FBI: Utah man says he killed wife because she laughed at him

ANCHORAGE, Alaska (AP) -- A Utah man killed his wife aboard an Alaska cruise and told an acquaintance who later walked into the couple's blood-splattered room that he did it because she laughed at him, the FBI said in documents released Thursday.

Kenneth Manzanares was charged with murder after he was found with blood on his hands and clothes and blood spread throughout the cabin on the Princess Cruises ship Tuesday night, according to a criminal complaint by FBI Special Agent Michael L. Watson.

Kristy Manzanares, 39, had a severe head wound, but authorities have declined to release other details in the case, including how many people were traveling with the couple on the 3,400-passenger Emerald Princess that left Sunday from Seattle.

A man and others went into the room before medical workers and security officers had arrived and saw the woman on the floor covered in blood, according to court documents. The man asked Manzanares what happened, and the suspect said, "She would not stop laughing at me."

Manzanares then grabbed his wife's body and tried to drag her to the balcony, but the man stopped him, Watson wrote. A ship security officer handcuffed Manzanares in a nearby cabin.

While the FBI searched him, he spontaneously said, "My life is over."

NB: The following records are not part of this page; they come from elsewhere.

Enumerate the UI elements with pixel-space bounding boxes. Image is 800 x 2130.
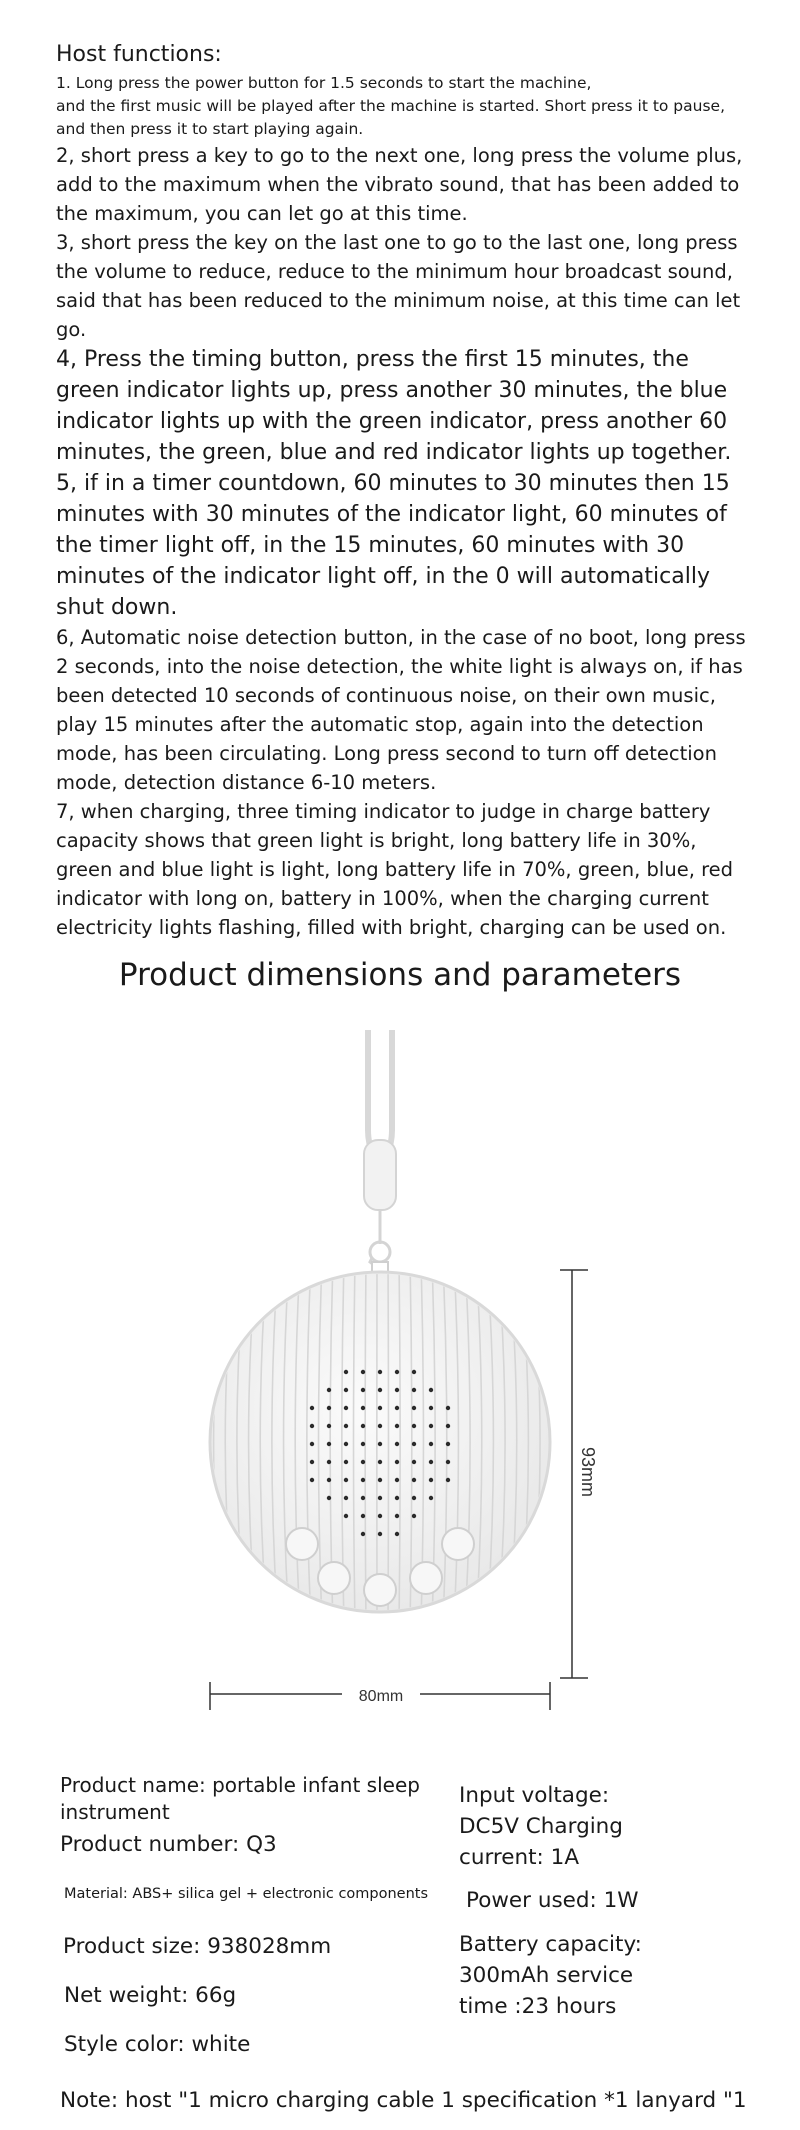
speaker-hole bbox=[344, 1514, 348, 1518]
host-functions-section bbox=[56, 40, 756, 942]
speaker-hole bbox=[395, 1388, 399, 1392]
speaker-hole bbox=[378, 1424, 382, 1428]
host-function-item-4: 4, Press the timing button, press the first 15 minutes, the green indicator lights up, press another 30 minutes, the blue indicator lights up with the green indicator, press another 60 minutes, the green, blue and red indicator lights up together. bbox=[56, 347, 732, 465]
speaker-hole bbox=[412, 1424, 416, 1428]
speaker-hole bbox=[429, 1406, 433, 1410]
speaker-hole bbox=[446, 1406, 450, 1410]
speaker-hole bbox=[344, 1370, 348, 1374]
speaker-hole bbox=[395, 1460, 399, 1464]
param-product-size: Product size: 938028mm bbox=[63, 1934, 332, 1959]
speaker-hole bbox=[361, 1424, 365, 1428]
speaker-hole bbox=[361, 1370, 365, 1374]
speaker-hole bbox=[344, 1442, 348, 1446]
speaker-hole bbox=[429, 1478, 433, 1482]
speaker-hole bbox=[378, 1532, 382, 1536]
speaker-hole bbox=[429, 1388, 433, 1392]
speaker-hole bbox=[412, 1406, 416, 1410]
speaker-hole bbox=[344, 1424, 348, 1428]
speaker-hole bbox=[446, 1424, 450, 1428]
param-net-weight: Net weight: 66g bbox=[64, 1983, 237, 2008]
speaker-hole bbox=[429, 1424, 433, 1428]
param-input-voltage: Input voltage: DC5V Charging current: 1A bbox=[459, 1783, 623, 1870]
device-button-right bbox=[442, 1528, 474, 1560]
speaker-hole bbox=[378, 1442, 382, 1446]
speaker-hole bbox=[361, 1406, 365, 1410]
speaker-hole bbox=[395, 1532, 399, 1536]
speaker-hole bbox=[395, 1514, 399, 1518]
speaker-hole bbox=[412, 1460, 416, 1464]
param-material: Material: ABS+ silica gel + electronic components bbox=[64, 1886, 429, 1902]
host-function-item-3: 3, short press the key on the last one to go to the last one, long press the volume to reduce, reduce to the minimum hour broadcast sound, said that has been reduced to the minimum noise, at this time can let go. bbox=[56, 231, 741, 341]
speaker-hole bbox=[412, 1442, 416, 1446]
speaker-hole bbox=[327, 1442, 331, 1446]
device-body bbox=[202, 1260, 552, 1624]
speaker-hole bbox=[429, 1442, 433, 1446]
product-drawing bbox=[0, 1030, 800, 1720]
speaker-hole bbox=[361, 1478, 365, 1482]
host-functions-title: Host functions: bbox=[56, 42, 222, 67]
speaker-hole bbox=[327, 1478, 331, 1482]
speaker-hole bbox=[327, 1406, 331, 1410]
speaker-hole bbox=[395, 1406, 399, 1410]
product-figure bbox=[0, 1030, 800, 1720]
speaker-hole bbox=[412, 1370, 416, 1374]
device-button-right-inner bbox=[410, 1562, 442, 1594]
speaker-hole bbox=[344, 1406, 348, 1410]
speaker-hole bbox=[344, 1478, 348, 1482]
height-label: 93mm bbox=[578, 1446, 598, 1498]
speaker-hole bbox=[310, 1442, 314, 1446]
speaker-hole bbox=[310, 1478, 314, 1482]
width-dimension bbox=[210, 1682, 550, 1710]
width-label: 80mm bbox=[358, 1688, 404, 1705]
speaker-hole bbox=[395, 1424, 399, 1428]
speaker-hole bbox=[361, 1532, 365, 1536]
device-button-center bbox=[364, 1574, 396, 1606]
dimensions-heading: Product dimensions and parameters bbox=[118, 957, 682, 993]
speaker-hole bbox=[344, 1460, 348, 1464]
speaker-hole bbox=[327, 1424, 331, 1428]
speaker-hole bbox=[446, 1460, 450, 1464]
speaker-hole bbox=[361, 1388, 365, 1392]
param-power-used: Power used: 1W bbox=[466, 1888, 639, 1913]
speaker-hole bbox=[327, 1388, 331, 1392]
speaker-hole bbox=[310, 1424, 314, 1428]
speaker-hole bbox=[378, 1514, 382, 1518]
speaker-hole bbox=[327, 1496, 331, 1500]
speaker-hole bbox=[429, 1460, 433, 1464]
speaker-hole bbox=[446, 1478, 450, 1482]
speaker-hole bbox=[395, 1478, 399, 1482]
speaker-hole bbox=[361, 1496, 365, 1500]
param-style-color: Style color: white bbox=[64, 2032, 251, 2057]
device-button-left-inner bbox=[318, 1562, 350, 1594]
host-function-item-5: 5, if in a timer countdown, 60 minutes to 30 minutes then 15 minutes with 30 minutes of the indicator light, 60 minutes of the timer light off, in the 15 minutes, 60 minutes with 30 minutes of the indicator light off, in the 0 will automatically shut down. bbox=[56, 471, 730, 620]
speaker-hole bbox=[344, 1496, 348, 1500]
host-function-item-2: 2, short press a key to go to the next one, long press the volume plus, add to the maximum when the vibrato sound, that has been added to the maximum, you can let go at this time. bbox=[56, 144, 743, 225]
speaker-hole bbox=[412, 1496, 416, 1500]
speaker-hole bbox=[310, 1406, 314, 1410]
host-function-item-7: 7, when charging, three timing indicator to judge in charge battery capacity shows that green light is bright, long battery life in 30%, green and blue light is light, long battery life in 70%, green, blue, red indicator with long on, battery in 100%, when the charging current electricity lights flashing, filled with bright, charging can be used on. bbox=[56, 800, 734, 939]
speaker-hole bbox=[361, 1514, 365, 1518]
speaker-hole bbox=[378, 1478, 382, 1482]
speaker-hole bbox=[378, 1460, 382, 1464]
param-note: Note: host "1 micro charging cable 1 specification *1 lanyard "1 bbox=[60, 2088, 747, 2113]
speaker-hole bbox=[378, 1370, 382, 1374]
lanyard bbox=[364, 1030, 396, 1284]
speaker-hole bbox=[395, 1442, 399, 1446]
speaker-hole bbox=[446, 1442, 450, 1446]
host-function-item-6: 6, Automatic noise detection button, in the case of no boot, long press 2 seconds, into the noise detection, the white light is always on, if has been detected 10 seconds of continuous noise, on their own music, play 15 minutes after the automatic stop, again into the detection mode, has been circulating. Long press second to turn off detection mode, detection distance 6-10 meters. bbox=[56, 626, 746, 794]
param-product-name: Product name: portable infant sleep instrument bbox=[60, 1773, 420, 1824]
param-battery-capacity: Battery capacity: 300mAh service time :23 hours bbox=[459, 1932, 642, 2019]
speaker-hole bbox=[378, 1406, 382, 1410]
speaker-hole bbox=[412, 1514, 416, 1518]
height-dimension bbox=[560, 1270, 598, 1678]
speaker-hole bbox=[361, 1442, 365, 1446]
speaker-hole bbox=[412, 1478, 416, 1482]
speaker-hole bbox=[327, 1460, 331, 1464]
speaker-hole bbox=[429, 1496, 433, 1500]
host-function-item-1: 1. Long press the power button for 1.5 seconds to start the machine, and the first music will be played after the machine is started. Short press it to pause, and then press it to start playing again. bbox=[56, 74, 726, 138]
speaker-hole bbox=[395, 1496, 399, 1500]
device-rib bbox=[365, 1260, 366, 1624]
speaker-hole bbox=[412, 1388, 416, 1392]
speaker-hole bbox=[378, 1496, 382, 1500]
speaker-hole bbox=[344, 1388, 348, 1392]
param-product-number: Product number: Q3 bbox=[60, 1832, 277, 1857]
speaker-hole bbox=[378, 1388, 382, 1392]
speaker-hole bbox=[310, 1460, 314, 1464]
speaker-hole bbox=[361, 1460, 365, 1464]
device-button-left bbox=[286, 1528, 318, 1560]
speaker-hole bbox=[395, 1370, 399, 1374]
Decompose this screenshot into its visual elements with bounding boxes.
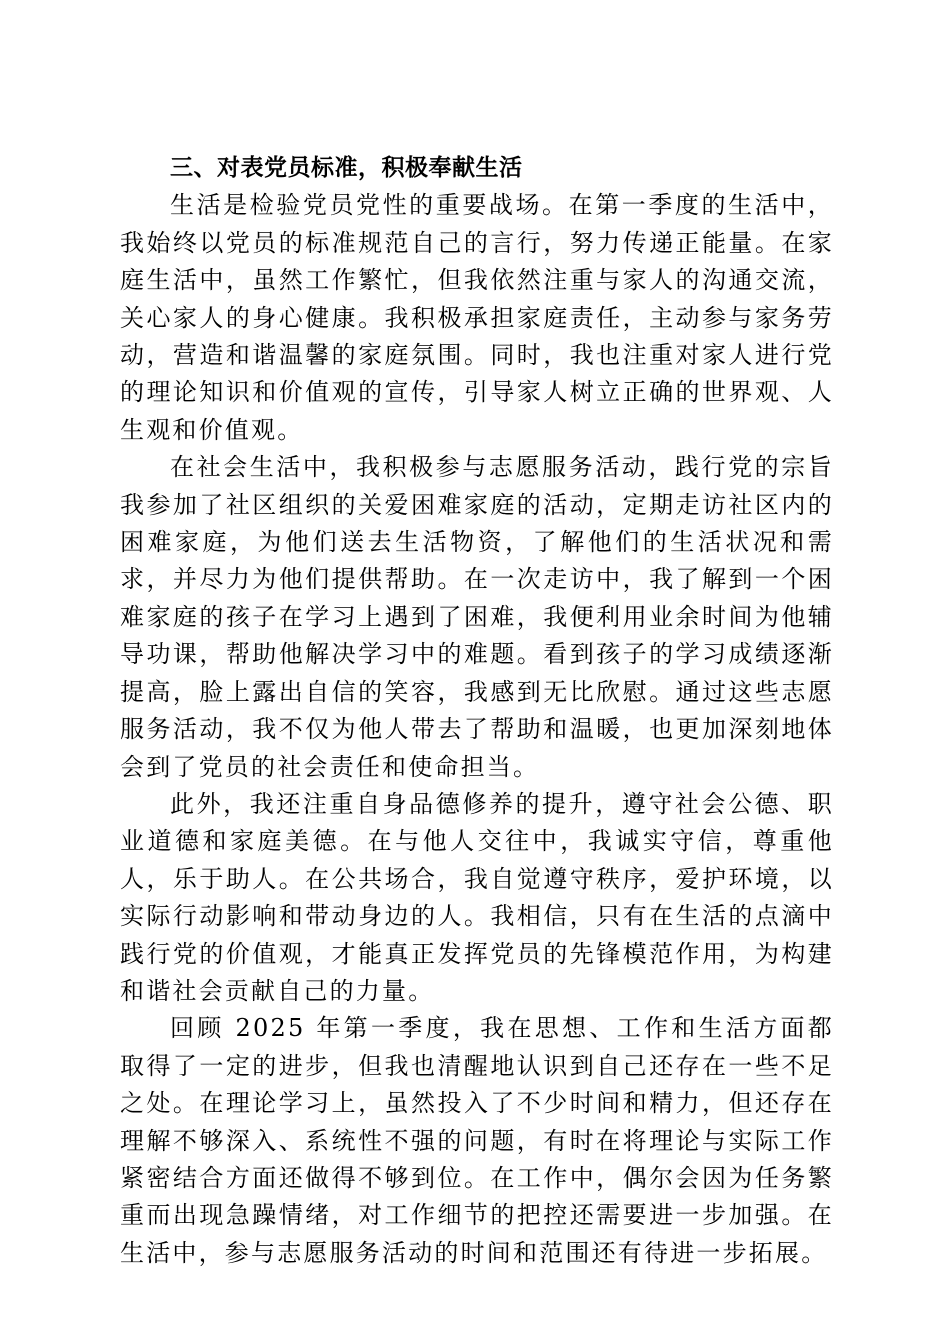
paragraph-family-life: 生活是检验党员党性的重要战场。在第一季度的生活中，我始终以党员的标准规范自己的言行，努力传递正能量。在家庭生活中，虽然工作繁忙，但我依然注重与家人的沟通交流，关心家人的身心健康。我积极承担家庭责任，主动参与家务劳动，营造和谐温馨的家庭氛围。同时，我也注重对家人进行党的理论知识和价值观的宣传，引导家人树立正确的世界观、人生观和价值观。 [120,191,834,444]
section-heading: 三、对表党员标准，积极奉献生活 [170,155,523,181]
document-page [120,150,834,1272]
paragraph-moral-cultivation: 此外，我还注重自身品德修养的提升，遵守社会公德、职业道德和家庭美德。在与他人交往中，我诚实守信，尊重他人，乐于助人。在公共场合，我自觉遵守秩序，爱护环境，以实际行动影响和带动身边的人。我相信，只有在生活的点滴中践行党的价值观，才能真正发挥党员的先锋模范作用，为构建和谐社会贡献自己的力量。 [120,789,834,1005]
paragraph-review-shortcomings: 回顾 2025 年第一季度，我在思想、工作和生活方面都取得了一定的进步，但我也清醒地认识到自己还存在一些不足之处。在理论学习上，虽然投入了不少时间和精力，但还存在理解不够深入、系统性不强的问题，有时在将理论与实际工作紧密结合方面还做得不够到位。在工作中，偶尔会因为任务繁重而出现急躁情绪，对工作细节的把控还需要进一步加强。在生活中，参与志愿服务活动的时间和范围还有待进一步拓展。 [120,1014,834,1267]
paragraph-volunteer-service: 在社会生活中，我积极参与志愿服务活动，践行党的宗旨我参加了社区组织的关爱困难家庭的活动，定期走访社区内的困难家庭，为他们送去生活物资，了解他们的生活状况和需求，并尽力为他们提供帮助。在一次走访中，我了解到一个困难家庭的孩子在学习上遇到了困难，我便利用业余时间为他辅导功课，帮助他解决学习中的难题。看到孩子的学习成绩逐渐提高，脸上露出自信的笑容，我感到无比欣慰。通过这些志愿服务活动，我不仅为他人带去了帮助和温暖，也更加深刻地体会到了党员的社会责任和使命担当。 [120,453,834,781]
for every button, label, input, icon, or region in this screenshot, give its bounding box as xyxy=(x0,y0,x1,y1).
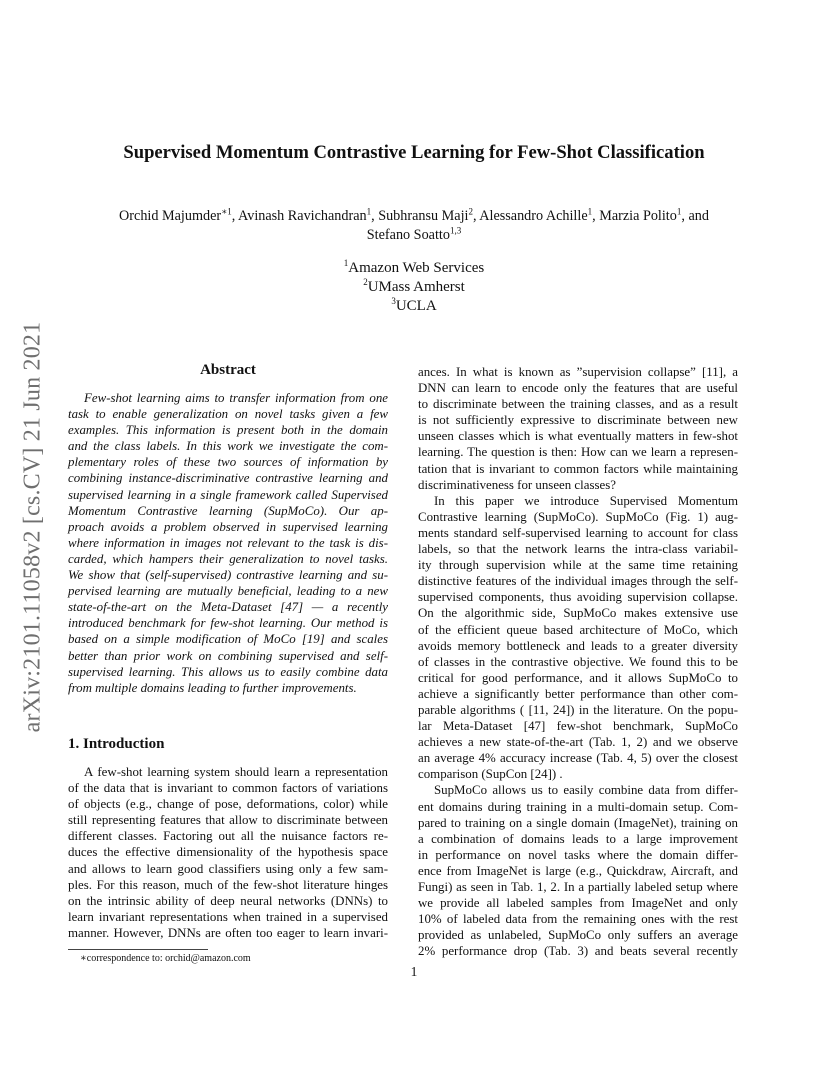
intro-line: ples. For this reason, much of the few-shot literature hinges xyxy=(68,877,388,892)
body-line: in performance on novel tasks where the domain differ- xyxy=(418,847,738,862)
abstract-line: Few-shot learning aims to transfer information from one xyxy=(84,391,388,405)
body-line: discriminativeness for unseen classes? xyxy=(418,477,616,492)
author: Marzia Polito$^1$ xyxy=(599,206,682,224)
body-line: unseen classes which is what eventually matters in few-shot xyxy=(418,429,738,444)
affiliation: $^3$UCLA xyxy=(391,296,437,314)
body-line: SupMoCo allows us to easily combine data from differ- xyxy=(434,783,738,798)
abstract-line: where information in images not relevant to the task is dis- xyxy=(68,535,388,550)
abstract-heading: Abstract xyxy=(200,362,256,378)
abstract-line: We show that (self-supervised) contrastive learning and su- xyxy=(68,568,388,583)
right-column-body xyxy=(418,364,738,959)
abstract-line: carded, which hampers their generalization to novel tasks. xyxy=(68,551,388,566)
intro-line: on the intrinsic ability of deep neural networks (DNNs) to xyxy=(68,893,388,908)
intro-line: still representing features that allow to discriminate between xyxy=(68,813,388,828)
abstract-line: better than prior work on combining supervised and self- xyxy=(68,648,388,663)
abstract-line: from multiple domains leading to further improvements. xyxy=(68,680,357,695)
body-line: ence from ImageNet is large (e.g., Quickdraw, Aircraft, and xyxy=(418,863,738,878)
affiliation: $^2$UMass Amherst xyxy=(363,277,465,295)
intro-line: of objects (e.g., change of pose, deformations, color) while xyxy=(68,797,388,812)
paper-title: Supervised Momentum Contrastive Learning for Few-Shot Classification xyxy=(123,142,705,163)
body-line: provided as unlabeled, SupMoCo only suffers an average xyxy=(418,928,738,943)
abstract-line: state-of-the-art on the Meta-Dataset [47] — a recently xyxy=(68,600,388,615)
abstract-line: Momentum Contrastive learning (SupMoCo). Our ap- xyxy=(68,503,388,518)
body-line: On the algorithmic side, SupMoCo makes extensive use xyxy=(418,606,738,621)
body-line: we provide all labeled samples from ImageNet and only xyxy=(418,896,738,911)
abstract-line: supervised learning. This allows us to easily combine data xyxy=(68,664,388,679)
body-line: parable algorithms ( [11, 24]) in the literature. On the popu- xyxy=(418,702,738,717)
affiliation: $^1$Amazon Web Services xyxy=(343,258,485,276)
body-line: 10% of labeled data from the remaining ones with the rest xyxy=(418,912,738,927)
author: Stefano Soatto$^{1,3}$ xyxy=(366,225,462,243)
body-line: lar Meta-Dataset [47] few-shot benchmark, SupMoCo xyxy=(418,719,738,734)
abstract-line: pervised learning are mutually beneficial, leading to a new xyxy=(68,584,388,599)
body-line: to discriminate between the training classes, and as a result xyxy=(418,397,738,412)
body-line: ent domains during training in a multi-domain setup. Com- xyxy=(418,799,738,814)
abstract-line: based on a simple modification of MoCo [19] and scales xyxy=(68,632,388,647)
body-line: of classes in the contrastive objective. We found this to be xyxy=(418,654,738,669)
body-line: ity through supervision while at the same time retaining xyxy=(418,558,738,573)
intro-line: duces the effective dimensionality of the hypothesis space xyxy=(68,845,388,860)
body-line: learning. The question is then: How can we learn a represen- xyxy=(418,445,738,460)
body-line: an average 4% accuracy increase (Tab. 4, 5) over the closest xyxy=(418,751,738,766)
abstract-line: plementary roles of these two sources of information by xyxy=(68,455,388,470)
body-line: achieve a significantly better performance than other com- xyxy=(418,686,738,701)
abstract-line: combining instance-discriminative contrastive learning and xyxy=(68,471,388,486)
abstract-line: examples. This information is present both in the domain xyxy=(68,423,388,438)
body-line: supervised components, thus avoiding supervision collapse. xyxy=(418,590,738,605)
body-line: achieves a new state-of-the-art (Tab. 1, 2) and we observe xyxy=(418,735,738,750)
intro-line: different classes. Factoring out all the nuisance factors re- xyxy=(68,829,388,844)
body-line: In this paper we introduce Supervised Momentum xyxy=(434,493,738,508)
body-line: labels, so that the network learns the intra-class variabil- xyxy=(418,542,738,557)
body-line: Contrastive learning (SupMoCo). SupMoCo (Fig. 1) aug- xyxy=(418,509,738,524)
intro-line: learn invariant representations when trained in a supervised xyxy=(68,909,388,924)
abstract-line: introduced benchmark for few-shot learning. Our method is xyxy=(68,616,388,631)
author-list: Orchid Majumder$^{∗1}$, Avinash Ravichandran$^1$, Subhransu Maji$^2$, Alessandro Achille$^1$, Marzia Polito$^1$, and Stefano Soatto$^{1,3}$ xyxy=(119,206,709,243)
author: Orchid Majumder$^{∗1}$ xyxy=(119,206,232,224)
body-line: Fungi) as seen in Tab. 1, 2. In a partially labeled setup where xyxy=(418,880,738,894)
abstract-line: supervised learning in a single framework called Supervised xyxy=(68,487,388,502)
intro-line: and allows to learn good classifiers using only a few sam- xyxy=(68,861,388,876)
body-line: pared to training on a single domain (ImageNet), training on xyxy=(418,815,738,830)
intro-line: manner. However, DNNs are often too eager to learn invari- xyxy=(68,925,388,940)
abstract-line: task to enable generalization on novel tasks given a few xyxy=(68,407,388,422)
author: Alessandro Achille$^1$ xyxy=(479,206,593,224)
body-line: critical for good performance, and it allows SupMoCo to xyxy=(418,670,738,685)
body-line: tation that is invariant to common factors while maintaining xyxy=(418,461,738,476)
arxiv-identifier: arXiv:2101.11058v2 [cs.CV] 21 Jun 2021 xyxy=(19,321,46,733)
author: Subhransu Maji$^2$ xyxy=(378,206,473,224)
introduction-body xyxy=(68,764,388,941)
abstract-line: proach avoids a problem observed in supervised learning xyxy=(68,519,388,534)
body-line: ments standard self-supervised learning to account for class xyxy=(418,525,738,540)
body-line: 2% performance drop (Tab. 3) and beats several recently xyxy=(418,944,738,959)
arxiv-sidebar-stamp xyxy=(18,292,48,762)
body-line: DNN can learn to encode only the features that are useful xyxy=(418,381,738,396)
footnote-correspondence: ∗correspondence to: orchid@amazon.com xyxy=(80,953,251,964)
intro-line: A few-shot learning system should learn a representation xyxy=(84,765,388,779)
page-number: 1 xyxy=(410,964,418,979)
footnote-rule xyxy=(68,949,208,950)
body-line: a combination of domains leads to a large improvement xyxy=(418,831,738,846)
body-line: ances. In what is known as ”supervision collapse” [11], a xyxy=(418,365,738,379)
body-line: avoids memory bottleneck and leads to a greater diversity xyxy=(418,638,738,653)
abstract-line: and the class labels. In this work we investigate the com- xyxy=(68,439,388,454)
author: Avinash Ravichandran$^1$ xyxy=(238,206,372,224)
body-line: comparison (SupCon [24]) . xyxy=(418,767,563,782)
body-line: is not sufficiently expressive to discriminate between new xyxy=(418,413,738,428)
abstract-body xyxy=(68,390,388,696)
intro-line: of the data that is invariant to common factors of variations xyxy=(68,781,388,796)
body-line: distinctive features of the individual images through the self- xyxy=(418,574,738,589)
body-line: of the efficient queue based architecture of MoCo, which xyxy=(418,622,738,637)
section-heading-introduction: 1. Introduction xyxy=(68,736,165,752)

Manzanares, 39, was scheduled to appear in federal court by videoconference from Alaska's capital city of Juneau later Thursday. He has no criminal history, according to online Utah court records.

"We conducted approximately 200 interviews of passengers and crew members," Marlin Ritzman, FBI special agent in charge of the Alaska bureau, told reporters.

The ship was diverted to Juneau because of the investigation, which the FBI is leading because the death occurred in U.S. waters. The ship docked Wednesday morning, and passengers were kept on board for hours before the cruise departed late that night for the southeast Alaska town of Skagway.

Princess Cruises said in a statement Thursday that passengers will receive $150 onboard credit because of the effect on their vacations. 

"You feel sorry for the family, but a lot of people had to wait," said Lloyd Barrows, a passenger from Alberta, Canada.